Elena ancora si ricordava, quando per la prima volta udì le esplosioni raggiungere la città. Era piccola e si trovava nell'orfanotrofio di Los Angeles, dove qualcuno, forse i suoi genitori, l'avevano lasciata qualche anno prima. Più di una volta, da quel giorno in poi, sentì risuonare la sirena d'allarme. Una voce al megafono gracchiava ordinando ai cittadini di ripararsi in casa, poiché i banditi stavano attaccando. E poi, dopo la prima esplosione, se ne susseguivano sempre altre. Sempre più vicine, fino a schiantarsi ai confini di Los Angeles. E dopo le esplosioni giungevano puntuali gli spari dei fucili. Sia quelli dei banditi che quelli dei soldati sopra le mura, sparavano senza pietà, entrambi con un unico scopo: far fuori il proprio nemico. Ma Elena repentinamente correva a nascondersi sotto il letto, nell'udire i primi boati levarsi al di fuori della città. Domandosi ogni qual volta, in quale inferno fosse terminata. Sola e spaventata, attendeva che la tempesta si placasse: a volte passavano delle ore prima che gli spari cessassero, altre volte appena mezz'ora. Tutto dipendeva dai soldati e dal tempo che impiegavano per sedare l'assalto.
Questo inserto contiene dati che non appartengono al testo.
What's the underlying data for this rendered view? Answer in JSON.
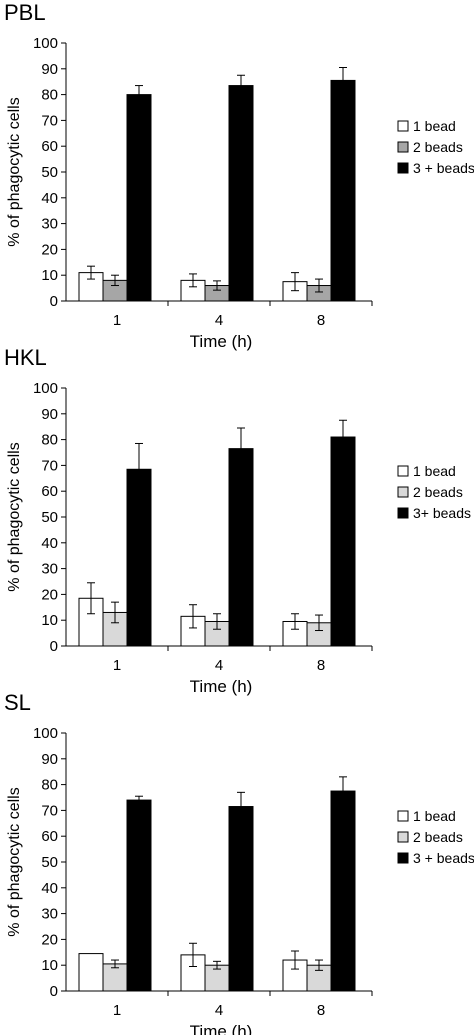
{
  "chart_data": [
    {
      "type": "bar",
      "title": "PBL",
      "xlabel": "Time (h)",
      "ylabel": "% of phagocytic cells",
      "ylim": [
        0,
        100
      ],
      "yticks": [
        0,
        10,
        20,
        30,
        40,
        50,
        60,
        70,
        80,
        90,
        100
      ],
      "categories": [
        "1",
        "4",
        "8"
      ],
      "series": [
        {
          "name": "1 bead",
          "color": "#ffffff",
          "values": [
            11,
            8,
            7.5
          ],
          "errors": [
            2.5,
            2.5,
            3.5
          ]
        },
        {
          "name": "2 beads",
          "color": "#a6a6a6",
          "values": [
            8,
            6,
            6
          ],
          "errors": [
            2,
            1.8,
            2.5
          ]
        },
        {
          "name": "3 + beads",
          "color": "#000000",
          "values": [
            80,
            83.5,
            85.5
          ],
          "errors": [
            3.5,
            4,
            5
          ]
        }
      ]
    },
    {
      "type": "bar",
      "title": "HKL",
      "xlabel": "Time (h)",
      "ylabel": "% of phagocytic cells",
      "ylim": [
        0,
        100
      ],
      "yticks": [
        0,
        10,
        20,
        30,
        40,
        50,
        60,
        70,
        80,
        90,
        100
      ],
      "categories": [
        "1",
        "4",
        "8"
      ],
      "series": [
        {
          "name": "1 bead",
          "color": "#ffffff",
          "values": [
            18.5,
            11.5,
            9.5
          ],
          "errors": [
            6,
            4.5,
            3
          ]
        },
        {
          "name": "2 beads",
          "color": "#d9d9d9",
          "values": [
            13,
            9.5,
            9
          ],
          "errors": [
            4,
            3,
            3
          ]
        },
        {
          "name": "3+ beads",
          "color": "#000000",
          "values": [
            68.5,
            76.5,
            81
          ],
          "errors": [
            10,
            8,
            6.5
          ]
        }
      ]
    },
    {
      "type": "bar",
      "title": "SL",
      "xlabel": "Time (h)",
      "ylabel": "% of phagocytic cells",
      "ylim": [
        0,
        100
      ],
      "yticks": [
        0,
        10,
        20,
        30,
        40,
        50,
        60,
        70,
        80,
        90,
        100
      ],
      "categories": [
        "1",
        "4",
        "8"
      ],
      "series": [
        {
          "name": "1 bead",
          "color": "#ffffff",
          "values": [
            14.5,
            14,
            12
          ],
          "errors": [
            0,
            4.5,
            3.5
          ]
        },
        {
          "name": "2 beads",
          "color": "#d9d9d9",
          "values": [
            10.5,
            10,
            10
          ],
          "errors": [
            1.5,
            1.5,
            2
          ]
        },
        {
          "name": "3 + beads",
          "color": "#000000",
          "values": [
            74,
            71.5,
            77.5
          ],
          "errors": [
            1.5,
            5.5,
            5.5
          ]
        }
      ]
    }
  ]
}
E quando le armi si azzittivano e la battaglia si concludeva piena di corpi sparsi per le strade, la sirena smetteva di gridare e tutto tornava per quanto possibile alla normalità: e allora Elena fuoriusciva dal proprio nascondiglio. Correva rapidamente alla finestra del dormitorio, insieme agli altri bambini preoccupati quanto lei; dense strisce di fumo nero si levavano oltre le mura, al di fuori dove la battaglia era infuriata senza esito per i banditi. Ed Elena, vedendo che tutto era rimasto invariato, puntualmente tirava un sospiro di sollievo. Era grata che il muro fosse ancora intatto, senza nessuna breccia che spalancasse le porte a quelle spietate persone. Chissà quali disgrazie avrebbero portato con se, se solo fossero riuscite ad entrare. Elena tremava al solo pensiero, vedendo come i volti dei soldati sopravvissuti si contraessero dalla angoscia e dal timore.